In the second example the author was again unwilling to let facts disturb him, since his mind was already made up. He had a channel into influential politicians and wanted to use his credentials as a college professor and "scholar" to further his own political views. 

I have seen countless examples of the same kind of power or political corruption of the academic system. I have often wondered if the disappointing state of economics, both as an academic discipline and as a science, is due to the manic obsession of economists with multivariate regressions, second-degree differential equations and Cobb Douglas utility functions - or if it is part of a broader trend of corruption of modern science in general. 

One does not exclude the other of course, but with all the junk - pardon my Danish - that is being churned out by academic journals these days one cannot help wondering how we manage to keep the tabs of quality on it all.

The truth is, we don't. In a long but well-worth reading article at FirstThings.com, a computer programmer by the name William A Wilson points to the Emperor while loudly broadcasting all over the internet "look, he is naked": 
The problem with ­science is that so much of it simply isn’t. Last summer, the Open Science Collaboration announced that it had tried to replicate one hundred published psychology experiments sampled from three of the most prestigious journals in the field. Scientific claims rest on the idea that experiments repeated under nearly identical conditions ought to yield approximately the same results, but until very recently, very few had bothered to check in a systematic way whether this was actually the case. The OSC was the biggest attempt yet to check a field’s results, and the most shocking. In many cases, they had used original experimental materials, and sometimes even performed the experiments under the guidance of the original researchers. Of the studies that had originally reported positive results, an astonishing 65 percent failed to show statistical significance on replication, and many of the remainder showed greatly reduced effect sizes.
The article is an interesting, if wordy, review of modern practices in science (both natural and social except there is no mention of economics) that have eroded the quality of empirical work to the point where most reported research results claiming the positive outcome of a research project are in all likelihood false.

Wilson discusses some reasons why scientific journals publish studies the result of which are, for the most part, irreproducible or otherwise dismissed as false. I am not going to go into all the details here, just make the point that I have witnessed at least as troubling practices in economics. There, though, unlike in physics or biology, when the failure of one line of research is ignored or even replaced with a label of success, the consequences for our entire society and our economy are devastating.

A recent example, which I will discuss at length in an article of its own, is the serious errors made by economists at the World Bank when evaluating the Greek economic crisis. Their quantitative conclusion said that Greece could handle the harsh austerity measures imposed on the nation by the World Bank.
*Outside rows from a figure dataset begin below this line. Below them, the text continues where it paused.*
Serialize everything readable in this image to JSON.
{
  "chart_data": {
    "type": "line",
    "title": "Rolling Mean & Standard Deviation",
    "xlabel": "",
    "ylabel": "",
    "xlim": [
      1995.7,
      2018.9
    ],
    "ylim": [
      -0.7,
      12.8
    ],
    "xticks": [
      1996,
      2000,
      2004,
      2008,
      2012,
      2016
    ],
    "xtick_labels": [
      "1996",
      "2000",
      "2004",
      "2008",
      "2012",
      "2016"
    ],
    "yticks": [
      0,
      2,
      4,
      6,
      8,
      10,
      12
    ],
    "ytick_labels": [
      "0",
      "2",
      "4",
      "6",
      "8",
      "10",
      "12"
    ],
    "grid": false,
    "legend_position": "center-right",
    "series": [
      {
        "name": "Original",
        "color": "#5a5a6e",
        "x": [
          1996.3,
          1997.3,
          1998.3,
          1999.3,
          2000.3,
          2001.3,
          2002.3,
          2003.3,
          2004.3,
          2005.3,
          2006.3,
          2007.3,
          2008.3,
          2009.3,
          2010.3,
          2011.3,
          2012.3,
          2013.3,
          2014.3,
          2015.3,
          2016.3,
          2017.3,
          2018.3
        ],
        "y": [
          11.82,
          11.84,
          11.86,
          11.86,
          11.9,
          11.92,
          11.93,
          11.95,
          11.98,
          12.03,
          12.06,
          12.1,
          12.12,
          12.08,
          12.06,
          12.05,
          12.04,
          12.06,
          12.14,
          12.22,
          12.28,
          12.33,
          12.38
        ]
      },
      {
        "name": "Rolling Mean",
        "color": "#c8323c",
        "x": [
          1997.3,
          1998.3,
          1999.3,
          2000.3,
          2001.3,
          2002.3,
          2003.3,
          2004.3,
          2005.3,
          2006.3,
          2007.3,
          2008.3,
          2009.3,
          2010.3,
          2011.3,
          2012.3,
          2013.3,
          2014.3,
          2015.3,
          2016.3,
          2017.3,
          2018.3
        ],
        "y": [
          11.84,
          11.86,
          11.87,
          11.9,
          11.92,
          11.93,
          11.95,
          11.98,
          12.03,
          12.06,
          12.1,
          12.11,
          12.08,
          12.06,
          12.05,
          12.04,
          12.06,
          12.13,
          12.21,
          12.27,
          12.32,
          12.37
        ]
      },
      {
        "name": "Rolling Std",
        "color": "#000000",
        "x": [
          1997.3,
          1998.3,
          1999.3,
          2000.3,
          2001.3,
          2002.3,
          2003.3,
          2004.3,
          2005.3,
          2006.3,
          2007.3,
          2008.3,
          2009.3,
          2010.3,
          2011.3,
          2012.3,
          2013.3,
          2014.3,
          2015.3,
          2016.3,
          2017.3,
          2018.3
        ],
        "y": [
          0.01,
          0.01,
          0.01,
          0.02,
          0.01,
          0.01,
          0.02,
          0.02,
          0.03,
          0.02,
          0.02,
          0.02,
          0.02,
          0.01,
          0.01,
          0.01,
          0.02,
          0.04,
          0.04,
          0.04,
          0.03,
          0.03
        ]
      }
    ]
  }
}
You do not have to be an economist to know how grossly erroneous that research was: the Greek economy shrank by one quarter, unemployment reached depression levels and all kinds of suffering soon spread among the Greek public.

Nobody questioned the initial research at the World Bank. It is not far-fetched to assume that since the results validated one macroeconomic paradigm over another, and since that paradigm had prestigious proponents, nobody simply bothered to question the initial findings.

It was only when the Greek economy and Greek society were falling apart that questions were asked.

To the World Bank's credit, their economists later issued a mea culpa paper explaining their errors. It had some remedial effect on their work and the science of economics, but the damage to the Greek economy was already done.

It really does not matter why scientists misrepresent, falsify, exaggerate or fail to double-check their research. It does not matter if the motives are political influence, advancing agendas or rising in the ranks of academia. The effect is the same: inevitably, this will destroy the integrity of the institution of scientific inquiry.

Go read Wilson's paper. It is well worth the time.